Sellke, F. W., S. Y. Wang, A. Stamler, J. J. Lopez, J. Li and M. Simons. Enhanced microvascular relaxations to VEGF and bFGF in chronically ischemic porcine myocardium. Am J Physiol. 271:H713-20., 1996.

Changes in the vascular responses to vascular endothelial growth factor (VEGF) and basic fibroblast growth factor (bFGF) in chronically ischemic myocardium have not been investigated. Ameroid constrictors were placed on the proximal left circumflex (LCX) artery of seven Yorkshire pigs. Seven to nine weeks later, myocardial blood flow in the collateral-dependent LCX region was reduced, compared with that in the normally perfused left anterior descending (LAD) region. Both growth factors elicited significant relaxations of coronary microvessels.
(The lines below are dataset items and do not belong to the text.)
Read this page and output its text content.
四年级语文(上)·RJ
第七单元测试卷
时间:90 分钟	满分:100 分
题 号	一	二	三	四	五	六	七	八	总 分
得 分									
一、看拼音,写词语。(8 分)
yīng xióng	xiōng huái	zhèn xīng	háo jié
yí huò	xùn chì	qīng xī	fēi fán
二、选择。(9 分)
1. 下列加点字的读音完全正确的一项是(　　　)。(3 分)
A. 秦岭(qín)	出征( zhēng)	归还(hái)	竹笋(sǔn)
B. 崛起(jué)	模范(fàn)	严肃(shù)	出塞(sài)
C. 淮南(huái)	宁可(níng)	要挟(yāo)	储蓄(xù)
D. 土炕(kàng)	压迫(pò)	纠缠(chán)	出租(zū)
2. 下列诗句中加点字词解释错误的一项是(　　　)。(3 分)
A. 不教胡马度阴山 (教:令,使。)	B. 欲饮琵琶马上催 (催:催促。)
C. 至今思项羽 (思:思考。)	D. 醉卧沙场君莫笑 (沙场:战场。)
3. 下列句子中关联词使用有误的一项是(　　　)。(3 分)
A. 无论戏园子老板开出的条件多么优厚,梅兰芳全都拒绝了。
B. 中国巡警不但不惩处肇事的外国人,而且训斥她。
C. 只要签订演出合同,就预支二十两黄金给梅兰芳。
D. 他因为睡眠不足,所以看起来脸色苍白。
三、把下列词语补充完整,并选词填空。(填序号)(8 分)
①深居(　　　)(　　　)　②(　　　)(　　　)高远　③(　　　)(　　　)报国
Relaxations to both VEGF and bFGF were inhibited in the presence of either NG-nitro-L-arginine or genistein, suggesting that the relaxations are through the tyrosine kinase-mediated release of endothelium-derived nitric oxide. Microvascular relaxations to both VEGF or bFGF were significantly greater in vessels harvested from the collateral-perfused LCX region, compared with those taken from the normally perfused LAD region. However, relaxation to the endothelium- dependent vasodilator ADP, which does not operate through a tyrosine kinase receptor, was reduced in the collateral-perfused region, compared with the normally perfused territory, suggesting a possible link of tyrosine kinase to the enhanced relaxations to VEGF and bFGF in collateral-perfused coronary microvessels. Northern analysis showed increased expression for both VEGF receptors (flk-1, flt-1) as well as the bFGF receptor 1 (FGFR-1) in the collateral-perfused region compared with that in the normally perfused region. This suggests that the increased relaxation responses to VEGF and bFGF in the ischemic myocardium may be related to increased gene expression of the respective tyrosine kinase receptors.